Arbeitsmarktpolitik: Mindestens 8,50 sollen es sein
Rot-Grün beschließt in der Bürgerschaft die Einführung eines Mindestlohns von 8,50. Die CDU ist ganz dagegen, die Linke hätte gerne mehr.
Nein, die Bundesratsprotokolle lese er nicht "abends bei einem Glas Wein - da habe ich besseres zu tun". Mit diesem Satz sorgte Jörg Kastendiek, der arbeitsmarktpolitische Sprecher der CDU, für Gelächter in der gestrigen Landtagssitzung. Zuvor hatte ihm der grüne Abgeordnete Frank Willmann vorgehalten, er hätte vor einem Jahr die CDU-geführten Bundesländer davon überzeugen können, sich mit Bremen im Bundesrat für einen Mindestlohn einzusetzen. Anstatt sich jetzt darüber zu beklagen, dass Rot-Grün hier einen eigenen Mindestlohn einführt, weil die schwarz-gelbe Bundesregierung sich dazu nicht durchringen kann.
Zum Lachen war die Bürgerschaftsdebatte dabei eigentlich nicht, zeigte sie doch vor allem die Not der CDU, ihren Widerstand gegen einen Mindestlohn auf Landes- oder Bundesebene zu begründen. So wolle nämlich auch er, dass "Menschen von ihrer Arbeit leben können", sagte Kastendiek. Dazu sei, wiederholte er die auch von der Bundes-CDU hervorgebrachten Argumente, aber nur eine Lohnuntergrenze für Branchen geeignet, die nicht tariflich geregelt seien. Einen branchenübergreifenden Mindestlohn lehne die CDU ab, weil dies zum einen die Wirtschaft gefährde und zum anderen in die Tarifautonomie eingreife. Dass Willmann zuvor vorgerechnet hatte, dass "eine Friseurin in Sachsen" nur einen Tariflohn von drei Euro bekommt, konterte Kastendiek mit der "mangelnden Anziehungskraft der Gewerkschaften".
Dass sich immer weniger Menschen gewerkschaftlich organisierten und für besser Arbeitsbedingungen kämpften, sei zwar richtig, sagte dazu Claudia Bernhard von der Fraktion der Linken. Der Grund sei aber die prekäre Beschäftigungssituation vieler ArbeitnehmerInnen und die Angst vor einem Jobverlust. Anders als die CDU hält die Linke den Bremer Mindestlohn für richtig - aber zu niedrig. Sie forderte gestern 10 statt der von Rot-Grün gewollten 8,50 Euro. Dies diene nicht zuletzt der Vermeidung von Altersarmut, so Bernhard.
Wie sie hob der grüne Arbeitsmarktpolitiker Willmann die frauenpolitische Dimension hervor. So verdiene jede fünfte Frau in Bremen weniger als 7 Euro in der Stunde.

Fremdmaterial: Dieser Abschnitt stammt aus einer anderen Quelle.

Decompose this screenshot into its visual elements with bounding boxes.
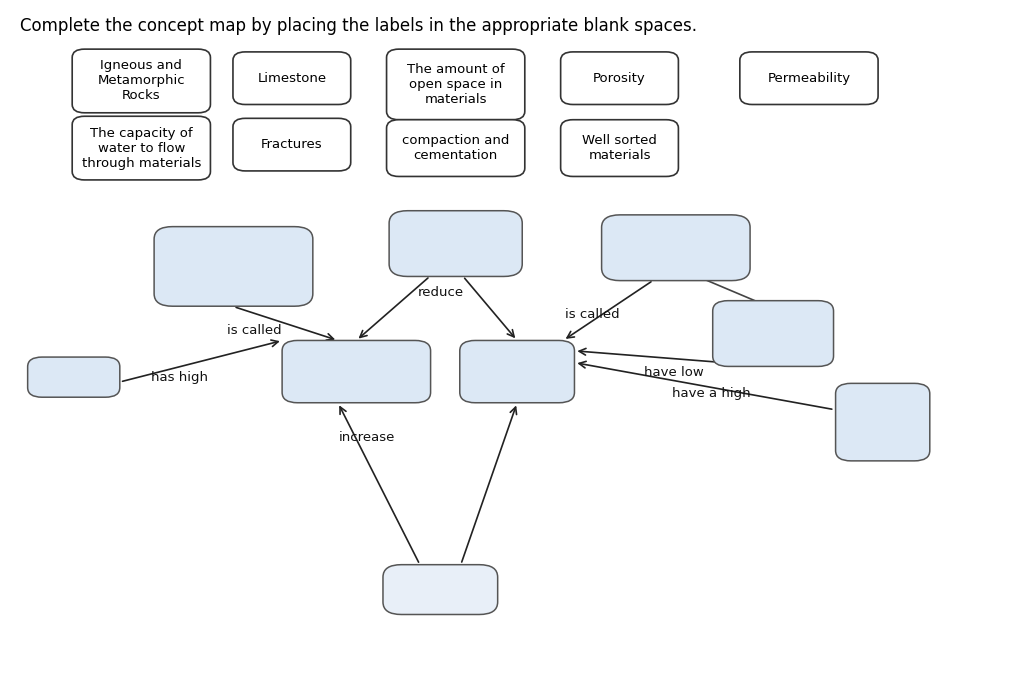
- FancyBboxPatch shape: [232, 52, 350, 104]
- Text: has high: has high: [151, 371, 208, 383]
- Text: reduce: reduce: [417, 286, 464, 298]
- Text: Permeability: Permeability: [767, 72, 851, 84]
- Text: The capacity of
water to flow
through materials: The capacity of water to flow through ma…: [82, 127, 201, 170]
- FancyBboxPatch shape: [72, 49, 211, 113]
- FancyBboxPatch shape: [387, 49, 524, 120]
- Text: Complete the concept map by placing the labels in the appropriate blank spaces.: Complete the concept map by placing the …: [20, 17, 697, 35]
- FancyBboxPatch shape: [389, 210, 522, 276]
- FancyBboxPatch shape: [561, 52, 678, 104]
- Text: have a high: have a high: [673, 387, 751, 399]
- Text: compaction and
cementation: compaction and cementation: [402, 134, 509, 162]
- FancyBboxPatch shape: [739, 52, 879, 104]
- Text: is called: is called: [226, 325, 282, 337]
- FancyBboxPatch shape: [282, 340, 430, 403]
- Text: Fractures: Fractures: [261, 138, 323, 151]
- FancyBboxPatch shape: [387, 120, 524, 176]
- FancyBboxPatch shape: [561, 120, 678, 176]
- FancyBboxPatch shape: [28, 357, 120, 397]
- FancyBboxPatch shape: [155, 227, 313, 306]
- FancyBboxPatch shape: [72, 116, 211, 180]
- FancyBboxPatch shape: [383, 565, 498, 614]
- Text: Well sorted
materials: Well sorted materials: [582, 134, 657, 162]
- Text: The amount of
open space in
materials: The amount of open space in materials: [407, 63, 505, 106]
- Text: is called: is called: [564, 308, 620, 320]
- Text: Limestone: Limestone: [257, 72, 327, 84]
- FancyBboxPatch shape: [602, 215, 750, 281]
- Text: have low: have low: [644, 366, 703, 379]
- Text: Porosity: Porosity: [593, 72, 646, 84]
- FancyBboxPatch shape: [460, 340, 574, 403]
- Text: Igneous and
Metamorphic
Rocks: Igneous and Metamorphic Rocks: [97, 60, 185, 102]
- FancyBboxPatch shape: [232, 118, 350, 171]
- FancyBboxPatch shape: [713, 300, 834, 367]
- FancyBboxPatch shape: [836, 383, 930, 461]
- Text: increase: increase: [338, 431, 395, 444]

Auch der CDU-Abgeordnete Kastendiek machte sich Sorgen über die Beschäftigungssituation von Frauen. Ein Mindestlohn habe nämlich gerade negative Auswirkungen für Frauen, weil, das zeige das Beispiel Frankreichs, für diese dann gar keine Arbeit mehr da sei. Im übrigen sei ein Mindestlohn in Bremen aber auch gar nicht notwendig, weil laut einer Studie im Auftrag der Friedrich-Ebert-Stiftung nicht einmal zehn Prozent der Bremer ArbeitnehmerInnen weniger als 8,50 Euro in der Stunde verdienen würden. "Die Situation ist also gar nicht so dramatisch", folgerte Kastendiek.
Wenn dem so sei, verstehe er die Aufregung der CDU nicht, entgegnete Dieter Reinken von der SPD. Gültig wird das gestern beschlossene Gesetz nicht vor April. Danach sollen das Land Bremen, dessen Eigenbetriebe und von ihm beauftragte Unternehmen einen Mindestlohn von 8,50 brutto zahlen. Auch wer staatliche Zuwendungen - etwa Kindertagesstätten und Beschäftigungsträger - bekommt, ist daran gebunden. Die Wohlfahrtsverbände haben bereits angekündigt, dass sie deshalb höhere Zuschüsse Bremens erwarten, um die Gehaltsaufstockungen ausgleichen zu können.